IJMC - Hmm, Something's Missing
This one take a bit to get going...then stops. It's kinda missing the
last four-twenty major revisions (depending how you look at it...four
major numbers...but 6.22 was a big revision over 6.21...it worked for
instance...). Anyway, it's cute enough. Enjoy. -dave
In the early days, different brands of computers used different
operating systems, which meant that people switching from one computer
to another would have to learn a completely new set of instructions.
This was obviously inefficient, so in the early 1980s most major
computer manufacturers agreed to stop forcing people to learn a bunch
of different operating systems, and instead adopt a single, uniform,
standardized operating system so absurdly non-intuitive that nobody
could learn it.

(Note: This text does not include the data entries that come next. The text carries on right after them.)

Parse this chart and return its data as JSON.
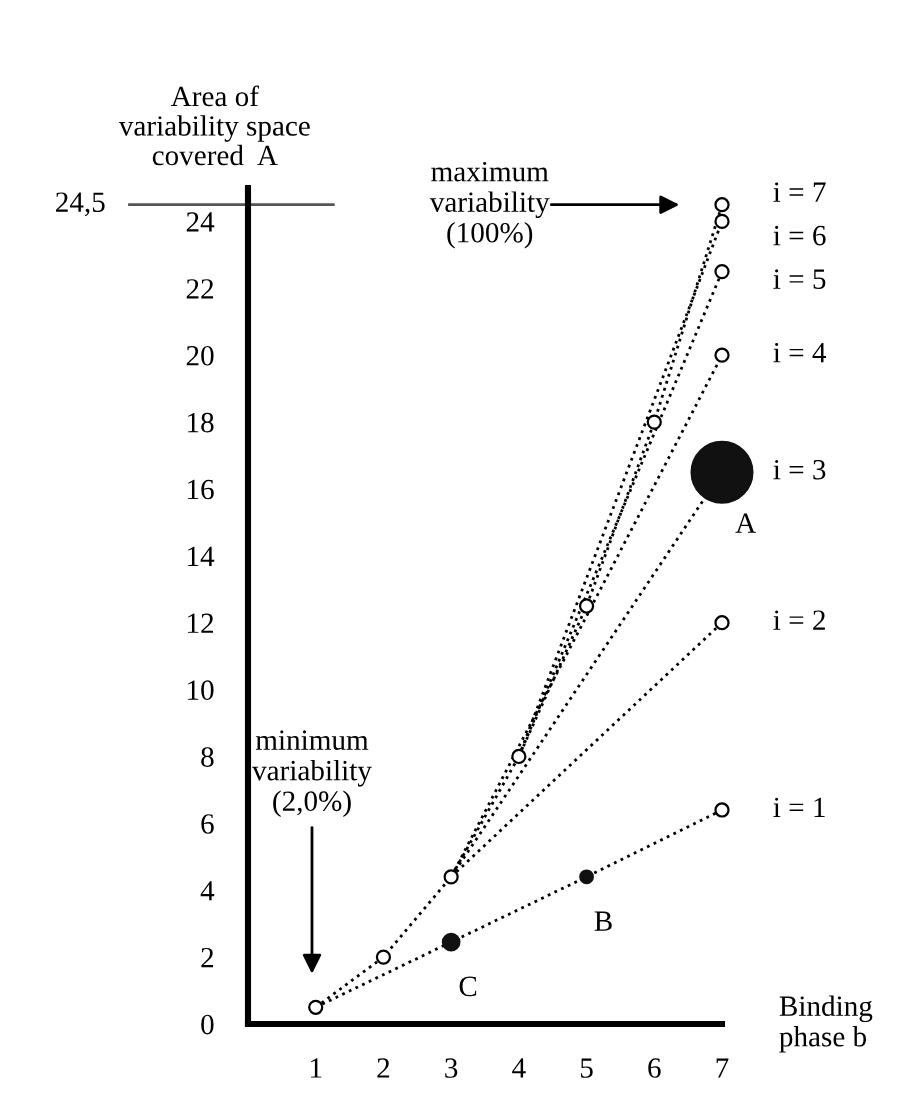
{
  "chart_data": {
    "type": "line",
    "xlabel": "Binding\nphase b",
    "ylabel": "Area of\nvariability space\ncovered  A",
    "xlim": [
      0,
      7
    ],
    "xticks": [
      1,
      2,
      3,
      4,
      5,
      6,
      7
    ],
    "ylim": [
      0,
      25
    ],
    "yticks": [
      0,
      2,
      4,
      6,
      8,
      10,
      12,
      14,
      16,
      18,
      20,
      22,
      24
    ],
    "line_style": "dotted",
    "grid": false,
    "ref_lines": [
      {
        "axis": "y",
        "value": 24.5,
        "label": "24,5",
        "color": "#555555",
        "line_style": "solid"
      }
    ],
    "series": [
      {
        "name": "i = 1",
        "color": "#000000",
        "x": [
          1,
          3,
          5,
          7
        ],
        "values": [
          0.5,
          2.45,
          4.4,
          6.4
        ]
      },
      {
        "name": "i = 2",
        "color": "#000000",
        "x": [
          3,
          7
        ],
        "values": [
          4.4,
          12
        ]
      },
      {
        "name": "i = 3",
        "color": "#000000",
        "x": [
          3,
          7
        ],
        "values": [
          4.4,
          16.5
        ]
      },
      {
        "name": "i = 4",
        "color": "#000000",
        "x": [
          3,
          7
        ],
        "values": [
          4.4,
          20
        ]
      },
      {
        "name": "i = 5",
        "color": "#000000",
        "x": [
          4,
          7
        ],
        "values": [
          8,
          22.5
        ]
      },
      {
        "name": "i = 6",
        "color": "#000000",
        "x": [
          4,
          7
        ],
        "values": [
          8,
          24
        ]
      },
      {
        "name": "i = 7",
        "color": "#000000",
        "x": [
          1,
          2,
          3,
          4,
          5,
          6,
          7
        ],
        "values": [
          0.5,
          2,
          4.4,
          8,
          12.5,
          18,
          24.5
        ]
      },
      {
        "type": "scatter",
        "marker": "circle",
        "color": "#ffffff",
        "x": [
          1,
          2,
          3,
          4,
          5,
          6,
          7,
          7,
          7,
          7,
          7,
          7
        ],
        "values": [
          0.5,
          2,
          4.4,
          8,
          12.5,
          18,
          24.5,
          24,
          22.5,
          20,
          12,
          6.4
        ]
      },
      {
        "type": "bubble",
        "color": "#111111",
        "x": [
          7,
          5,
          3
        ],
        "values": [
          16.5,
          4.4,
          2.45
        ],
        "sizes": [
          1,
          0.04,
          0.07
        ]
      }
    ],
    "annotations": [
      {
        "text": "A",
        "x": 7,
        "y": 16.5
      },
      {
        "text": "B",
        "x": 5,
        "y": 4.4
      },
      {
        "text": "C",
        "x": 3,
        "y": 2.45
      },
      "maximum\nvariability\n(100%)",
      "minimum\nvariability\n(2,0%)"
    ]
  }
}
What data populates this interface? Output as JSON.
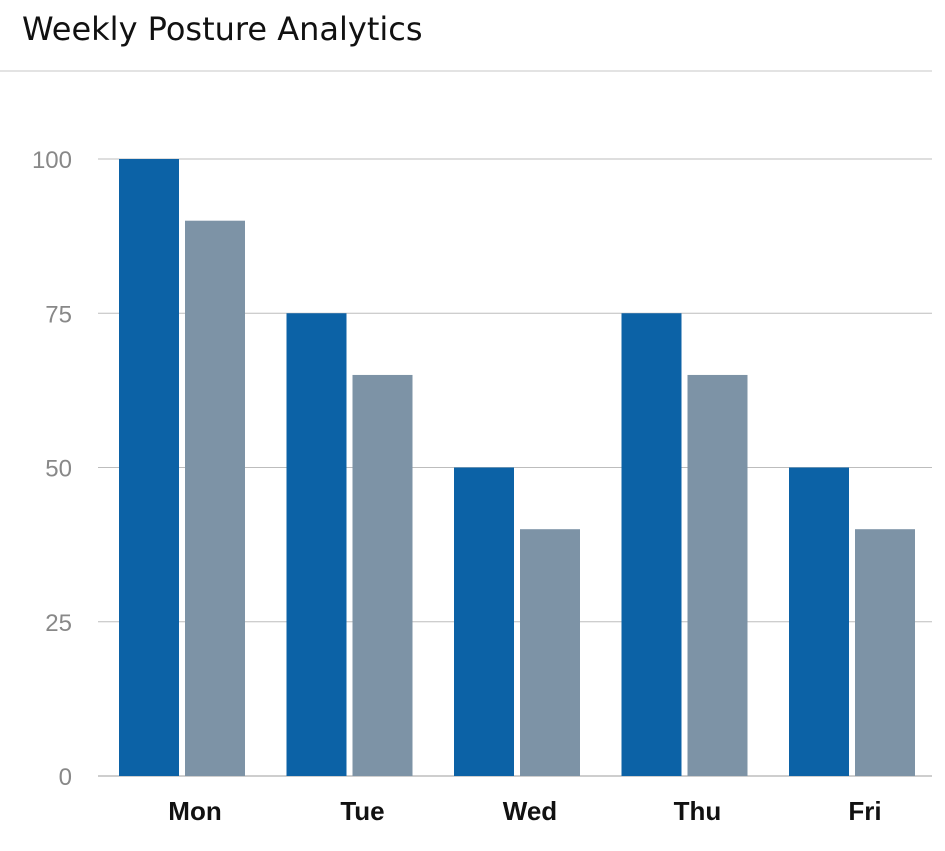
{
  "header": {
    "title": "Weekly Posture Analytics"
  },
  "colors": {
    "series_primary": "#0c62a6",
    "series_secondary": "#7d93a6",
    "grid": "#bdbdbd",
    "tick_text": "#888888"
  },
  "chart_data": {
    "type": "bar",
    "title": "Weekly Posture Analytics",
    "xlabel": "",
    "ylabel": "",
    "categories": [
      "Mon",
      "Tue",
      "Wed",
      "Thu",
      "Fri"
    ],
    "series": [
      {
        "values": [
          100,
          75,
          50,
          75,
          50
        ]
      },
      {
        "values": [
          90,
          65,
          40,
          65,
          40
        ]
      }
    ],
    "ylim": [
      0,
      100
    ],
    "yticks": [
      0,
      25,
      50,
      75,
      100
    ],
    "grid": true,
    "legend": "none"
  }
}
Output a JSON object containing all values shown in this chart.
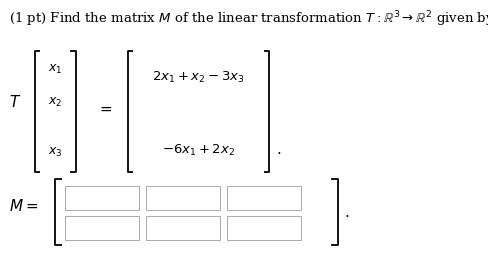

This system was called MS-DOS.
The MS, of course, stood for Microsoft, the company that was started
by the brilliant software genius Bill Gates. Gates is a very rich man
today -- Forbes magazine estimates that he's worth more than the
entire O.J. Simpson defense team combined -- and do you want to know
why? The answer is one word: versions.
To understand what I mean by versions, let's consider an analogy
involving cars. Suppose you've purchased a new car, and you notice
that, although it does move, it goes very slowly, is extremely hard to
steer, and makes a loud scraping sound. You study this problem for a
while, and you conclude that the most likely cause is that the car
does not have any front wheels. So you mention this to the
salesperson, and he tells you that you have Version 1.0 of the car,
but that Version 1.1 will be out shortly, and it will feature wheels
in front as well as back. So when Version 1.1 comes out, you upgrade,
which means you pay money. But you're happy, because now you have a
car with a complete set of wheels, and you're totally satisfied with
it from the moment that you pull out of the dealer's lot to the
moment, about 90 seconds later, when you drive into a public fountain.
This is when find out that brakes are not scheduled to appear until
Version 1.3.
This is very much the way MS-DOS worked. The original version, 1.0,
did virtually nothing except cause the computer screen to say:
A:>
That was it. Really. Ask anybody who used MS-DOS computers back then.
You'd turn them on, and there'd be this A: staring back at you. What
did it mean? Why A:? Why not some other letter, or even an actual
word? And what was the little pointy > thing for? We will never know
the answer. It's one of the many mysteries of MS-DOS.
So, anyway, people would turn on their computers, and stare at the
A:>
for awhile, scratching their heads, and then finally they'd try typing
something after the A:>, perhaps something like:
A:> HELLO
But here was the crucial thing about MS-DOS Version 1.0: No matter
what you typed in, it would respond as follows:
BAD COMMAND OR FILE NAME
Then, with no further explanation, it would go back to:
A:>
There were rumors -- never verified -- that if you typed in certain
secret code words, you could get some response other than A:> or BAD
COMMAND OR FILE NAME, but if there were such code words, only Bill
Gates ever knew what they were. So mainly what this version of the
MS-DOS was used for -- millions of person-hours were spent on this --
was trying to get it to do something, anything. If you were to travel
back in time and look at the average person's computer screen during
that era, you'd see what looked like a conversation between the
computer user and an unusually hostile employee of the Department of
Motor Vehicles:
A:> HELLO
BAD COMMAND OR FILE NAME
A:> HELP
BAD COMMAND OR FILE NAME
A:> DO SOMETHING!
BAD COMMAND OR FILE NAME
A:> RUN A PROGRAM, DAMMIT!
BAD COMMAND OR FILE NAME
A:>**** YOU
BAD COMMAND OR FILE NAME, ***HOLE
This was pretty much all people did with MS-DOS Version 1.0. So you
can imagine how excited everybody was when Microsoft came out with
Version 1.1, which had a whole new capability. In addition to doing
this:
A:>
It would sometimes also do this:
C:>
A new letter! This was very, very exciting news for those of us in the
computer geek world. We all immediately upgraded to Version 1.1. Of
course, no matter what we typed, it still answered BAD COMMAND OR FILE
NAME. But we felt renewed hope.
Over the next few years, Microsoft continued to come out with new
improved, versions of MS-DOS, featuring a constantly expanding
repertoire of incomprehensible and/or scary screen messages,
including:
B:>
NON-SYSTEM DISK OR DISK ERROR
INVALID SWITCH
PATH NOT FOUND
WARNING! ALL DATA WILL BE LOST!
And just about everybody's all-time favorite:
ABORT, RETRY, FAIL?
We loyal Microgeeks faithfully upgraded every time a new version came
out, until finally, somewhere around Version 3.7, we had reached the
point where we could use MS-DOS to actually run programs on our
computers, and Bill Gates had reached the point where he had
approximately 217 personal jet airplanes.